Он кивнул, с трудом удерживая открытыми тяжелые веки. Она положила ладонь ему на грудь рядом с сердцем, сильно толкнула, и Гиртман отступил назад. Аврора поймала кожаный браслет, прикрепленный к тросу, потянула и закрепила на его левом запястье. Он не сопротивлялся – улыбался и пожирал ее глазами.
– Иди сюда, – вдруг шепотом попросил он. – Поцелуй меня.
Она засомневалась, но послушалась, почти коснувшись его грудью. Юлиан положил правую ладонь женщине на затылок и поцеловал в губы. Она ответила, ощутив вкус водки и кофе; сердце заколотилось так сильно, словно решило вырваться на волю. И в этот момент длинные сильные пальцы Гиртмана сжали ей шею.

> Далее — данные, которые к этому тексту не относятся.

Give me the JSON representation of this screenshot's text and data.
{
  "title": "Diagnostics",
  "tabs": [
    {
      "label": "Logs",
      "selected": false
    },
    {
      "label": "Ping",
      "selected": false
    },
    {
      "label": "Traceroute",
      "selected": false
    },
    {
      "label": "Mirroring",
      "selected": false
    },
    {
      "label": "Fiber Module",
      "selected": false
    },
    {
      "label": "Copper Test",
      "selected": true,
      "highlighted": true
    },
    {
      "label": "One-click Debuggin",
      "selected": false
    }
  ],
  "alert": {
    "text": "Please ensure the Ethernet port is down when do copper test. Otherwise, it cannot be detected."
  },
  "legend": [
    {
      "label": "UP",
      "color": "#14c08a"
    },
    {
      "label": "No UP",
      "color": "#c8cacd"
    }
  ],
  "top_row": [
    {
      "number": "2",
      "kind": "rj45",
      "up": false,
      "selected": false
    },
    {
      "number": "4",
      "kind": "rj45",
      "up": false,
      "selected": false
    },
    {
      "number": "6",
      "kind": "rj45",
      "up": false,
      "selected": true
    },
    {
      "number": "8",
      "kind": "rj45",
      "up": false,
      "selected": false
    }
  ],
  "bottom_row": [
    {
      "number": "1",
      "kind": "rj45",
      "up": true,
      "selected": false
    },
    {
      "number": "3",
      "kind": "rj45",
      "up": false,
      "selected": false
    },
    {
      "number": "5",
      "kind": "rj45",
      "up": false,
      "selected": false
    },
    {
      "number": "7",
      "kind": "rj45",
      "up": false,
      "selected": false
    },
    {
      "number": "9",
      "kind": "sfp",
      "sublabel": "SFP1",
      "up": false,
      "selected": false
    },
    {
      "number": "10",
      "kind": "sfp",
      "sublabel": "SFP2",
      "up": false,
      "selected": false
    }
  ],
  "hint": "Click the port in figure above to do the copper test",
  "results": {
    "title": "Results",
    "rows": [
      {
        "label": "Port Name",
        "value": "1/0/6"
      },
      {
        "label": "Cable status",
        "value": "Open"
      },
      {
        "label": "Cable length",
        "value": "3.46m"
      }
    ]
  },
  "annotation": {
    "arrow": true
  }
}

– Что вы подмешали в коктейль?
Аврора открыла рот, но не смогла произнести ни слова – он перекрыл ей доступ воздуха. Кровь прилила к голове, перед глазами заплясали черные точки.
– Отпусти меня!..
– Отвечай.
– Ничего… я… клянусь тебе…
Аврора ударила Гиртмана кулаком – сильно, хотя замахнуться не смогла, – но он не ослабил хватки. Единственный звук, вырвавшийся из ее горла, напоминал нечто среднее между шипением и хрипом. Мужские пальцы давили на сонную артерию, мозг, лишенный кислорода, кричал «караул», сознание уплывало. Гортань болела невыносимо. Потом он вдруг ослабил хватку, но отпрянуть она не успела: Гиртман нанес удар кулаком, сломав ей нос, на линолеум хлынула темная, почти черная кровь, и Аврора потеряла сознание.
Швейцарец взял горящую свечу и «прогулял пламя» от одного глаза жертвы к другому, как офтальмологическую лампу.
– Блестят ярче моих, – констатировал он.
Аврора слабо отбивалась – голая, дрожащая, с руками, связанными над головой, кляпом-шариком во рту и плачущими глазами. Сломанный нос дергало, во рту был вкус крови.
На шаткой лестнице раздались шаги Ролана, и Гиртман подошел к люку.
– Поднимайся скорее, – пригласил он, – мы тебя ждем.
Из-за его спины доносились стоны Авроры. Глаза Лабарта округлились от ужаса, но Гиртман поймал его за воротник, без малейших усилий втащил наверх, толкнул, дав тычка, и профессор полетел на пол.
– Умоляю, Хозяин, не делайте мне больно! Это она! Я не хотел!
Лабарт зарыдал. Гиртман повернулся к Авроре и встретил ее взгляд, полный убийственной ненависти. Он почти восхищался этой женщиной.
– Вставай, – велел Юлиан Лабарту.
Профессор подчинился. Ноги у него подгибались, нижняя губа распухла и дрожала, он не переставая хныкал. На мгновение Гиртман испугался, что шум разбудит Гюстава; он прислушался, но все было тихо. Швейцарец положил руку Ролану на плечо и повел его в центр помещения. Тот не сопротивлялся – шел, как агнец на заклание. Позволил привязать себя. Баран, возомнивший себя волком… Теперь он рыдал в голос, стоя в той же позе, что и жена, – правда, был полностью одет. Гиртман вынул кляп изо рта Авроры, она плюнула ему в лицо, он утерся и со смешком взглянул на кровь на тыльной стороне ладони.